There are indications that immigrant patients with acute coronary syndrome (ACS) differ in demographic characteristics and clinical presentation from non-immigrant patients. The aim of this prospective pilot study was to gather clinical and sociodemographic data from patients with ACS and to compare immigrants with non-immigrants.
Included were consecutive patients who underwent acute coronary angiography in one cardiological department for ACS from September 2011 to September 2013. Information was gathered about age, sex, results of the coronary angiography, classical risk factors, socioeconomic characteristics as well as ethnicity. Patients who had their place of birth outside Austria were specified as immigrants.
A total of 100 patients (29% female) with a mean age of 60 years (range 34–91 years) were included. Of the patients 35 (35%) were immigrants, 12 came from Serbia, 4 from Bosnia, 3 from South America, 2 from Germany, 2 from Turkey, 2 from the Czech Republic, 2 from Croatia, 2 from Macedonia, and 1 each from Bangladesh, Poland, Romania, Libya, Bulgaria and Pakistan. Immigrants tended to be younger on average (56 vs. 62 years, p = 0.04) and had a two or multivessel disease more often than the non-immigrants but this difference was not significant (51% vs. 38%, p = 0.29).
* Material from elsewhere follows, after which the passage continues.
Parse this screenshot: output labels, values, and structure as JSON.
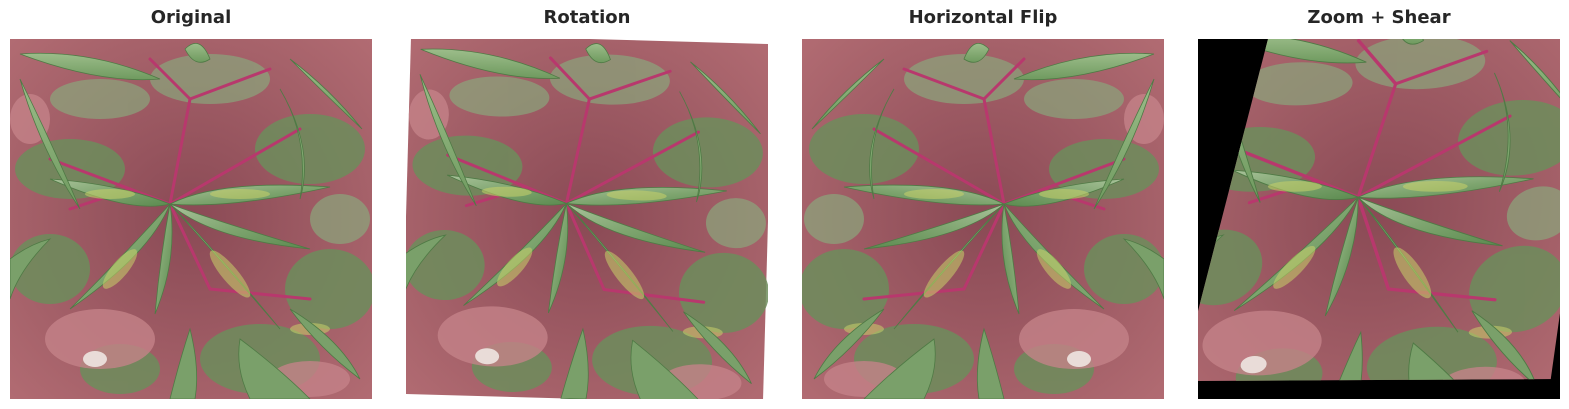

There were no differences between non-immigrants and immigrants concerning the classical risk factors for ACS (hypercholesterinemia 60% vs. 69%, nicotine abuse 51% vs. 60%, hypertension 69% vs. 79%) except diabetes mellitus (15% vs. 37%, p = 0.02). Sociodemographic data showed differences in education and socioeconomic status (SES). Non-immigrants had jobs with high skill level more often than immigrants (30% vs. 4%, p = 0.02), although there was no difference between immigrants and non-immigrants in the level of high education (9% each); however, immigrants more often had low education (31% vs. 11%, p = 0.01) and a monthly income below 1000 € than non-immigrants (41% vs. 14%, p = 0.03).
Immigrants with ACS suffered more often from coronary two or multivessel disease and diabetes mellitus and were slightly younger than non-immigrants, although they did not differ regarding classical risk factors. Results suggest that the lower SES of immigrants compared with non-immigrants might contribute to the severity of coronary heart disease.